И Набатов опять понурил голову и задумался. Видно было, что сознание своего бессилия и полнейшей зависимости от начальства тяжело давило его. Он несколько раз поглядывал на Егоровну, уныло слушавшую его рассказ, как будто она мешала ему, но не сказал ей ни слова. Егоровна, наконец, встала и спросила у Набатова, вместе ли пойдет он с ней или останется.
— Ступай одна да ложись спать. Утром ведь надо раньше вставать да стряпать подорожники Грише,— сказал ей Набатов. И когда она вышла из арестантской, он встал и выглянул вслед за нею в другую комнату. Там никого не было, кроме сторожа и рассыльного мальчишки, спавшего на лавке. Было уж часов двенадцать ночи, и все из полиции ушли. Арестантов только и был один Гриша. Набатов возвратился и сел опять на прежнее место.
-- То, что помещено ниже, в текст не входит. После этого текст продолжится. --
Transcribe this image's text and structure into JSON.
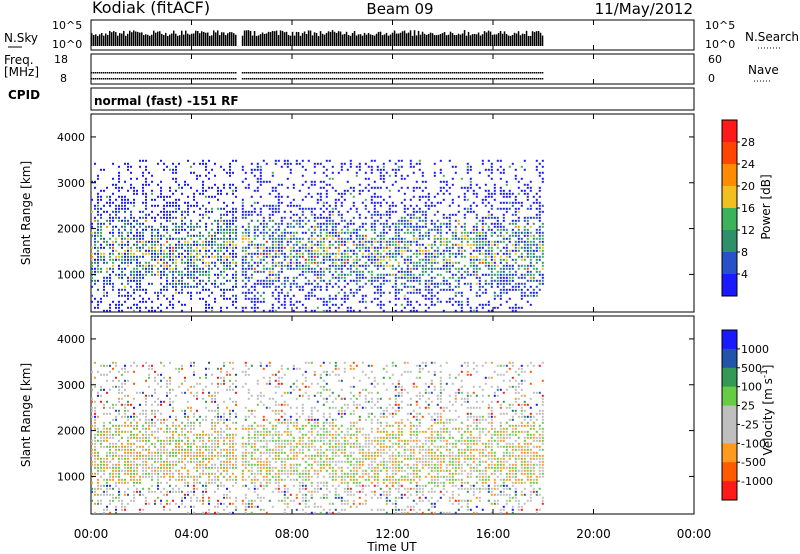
{
  "header": {
    "station": "Kodiak (fitACF)",
    "beam": "Beam 09",
    "date": "11/May/2012"
  },
  "summary_panels": {
    "nsky_label": "N.Sky",
    "nsky_ticks": [
      "10^5",
      "10^0"
    ],
    "nsearch_label": "N.Search",
    "nsearch_ticks": [
      "10^5",
      "10^0"
    ],
    "freq_label_line1": "Freq.",
    "freq_label_line2": "[MHz]",
    "freq_ticks": [
      "18",
      "8"
    ],
    "nave_label": "Nave",
    "nave_ticks": [
      "60",
      "0"
    ],
    "cpid_label": "CPID",
    "cpid_text": "normal (fast) -151 RF"
  },
  "colors": {
    "axis": "#000000",
    "power_scale": [
      "#1a1aff",
      "#2850c8",
      "#2f8f6a",
      "#3cb35a",
      "#f0c020",
      "#ff8c00",
      "#ff4500",
      "#ff1a1a"
    ],
    "velocity_scale": [
      "#ff1a1a",
      "#ff5a00",
      "#ff9a20",
      "#bfbfbf",
      "#bfbfbf",
      "#66cc44",
      "#339955",
      "#2255aa",
      "#1a1aff"
    ]
  },
  "chart_data": [
    {
      "type": "heatmap",
      "name": "power",
      "title": "",
      "xlabel": "Time UT",
      "ylabel": "Slant Range [km]",
      "xlim_hours": [
        0,
        24
      ],
      "ylim": [
        180,
        4500
      ],
      "x_ticks": [
        "00:00",
        "04:00",
        "08:00",
        "12:00",
        "16:00",
        "20:00",
        "00:00"
      ],
      "y_ticks": [
        1000,
        2000,
        3000,
        4000
      ],
      "data_coverage_hours": [
        [
          0,
          5.75
        ],
        [
          6.0,
          18.0
        ]
      ],
      "max_range_km": 3500,
      "colorbar": {
        "label": "Power [dB]",
        "ticks": [
          4,
          8,
          12,
          16,
          20,
          24,
          28
        ],
        "range": [
          0,
          32
        ]
      }
    },
    {
      "type": "heatmap",
      "name": "velocity",
      "title": "",
      "xlabel": "Time UT",
      "ylabel": "Slant Range [km]",
      "xlim_hours": [
        0,
        24
      ],
      "ylim": [
        180,
        4500
      ],
      "x_ticks": [
        "00:00",
        "04:00",
        "08:00",
        "12:00",
        "16:00",
        "20:00",
        "00:00"
      ],
      "y_ticks": [
        1000,
        2000,
        3000,
        4000
      ],
      "data_coverage_hours": [
        [
          0,
          5.75
        ],
        [
          6.0,
          18.0
        ]
      ],
      "max_range_km": 3500,
      "colorbar": {
        "label": "Velocity [m s^-1]",
        "ticks": [
          1000,
          500,
          100,
          25,
          -25,
          -100,
          -500,
          -1000
        ]
      }
    }
  ]
}
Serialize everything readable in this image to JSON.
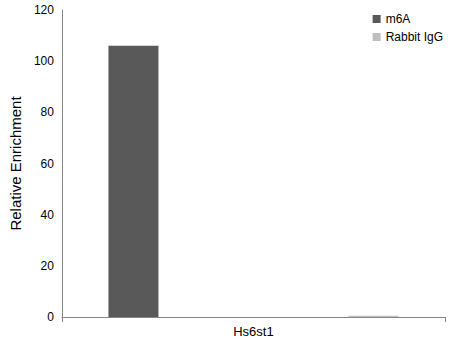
{
  "chart_data": {
    "type": "bar",
    "y_label": "Relative Enrichment",
    "categories": [
      "Hs6st1"
    ],
    "series": [
      {
        "name": "m6A",
        "color": "#595959",
        "values": [
          106
        ]
      },
      {
        "name": "Rabbit IgG",
        "color": "#bfbfbf",
        "values": [
          0.5
        ]
      }
    ],
    "ylim": [
      0,
      120
    ],
    "yticks": [
      0,
      20,
      40,
      60,
      80,
      100,
      120
    ],
    "grid": false,
    "legend": "upper right"
  }
}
— Слышал я в Кужгорте, что Чижову смена будет в этом году,— заговорил Набатов, не глядя на Гришу и стараясь придать своему голосу совсем равнодушный и спокойный тон.— Провинность, говорят, за ним есть большая. Углов все у меня про него расспрашивал: каков-де он с народом, да как к нему народ, да как дела в заводе идут.
— Дай-то бы бог, чтоб его поскорее убрали! — вздохнул Гриша.— А кого на его-то место изладят — не слыхать?
— А есть ведь у них там, небось, недостатка не будет. Недостаток у нас в рабочих бывает, а в начальниках никогда,— злобно сказал Набатов, вставая с лавки и выпрямляясь во весь рост.— Только не бывать этому так и обиды своей я не прощу Чижову. Он от меня не уйдет.
Гриша, вполне сочувствуя дяде в его ненависти к Чижову, хоть и желал, чтоб его постигли всевозможные напасти, однако же не желал, чтобы они постигли его через Набатова. Мысль о том, что Набатов при своей горячей, неукротимой натуре легко может решиться на убийство, уже не раз приходила ему в голову с того вечера, как между дядей и племянником произошел первый откровенный разговор, из которого Грише выяснились все причины ненависти Набатова к Чижову. И теперь, взглянув на Набатова и встретив его сверкающий злобный взгляд, он опять подумал то же и испугался.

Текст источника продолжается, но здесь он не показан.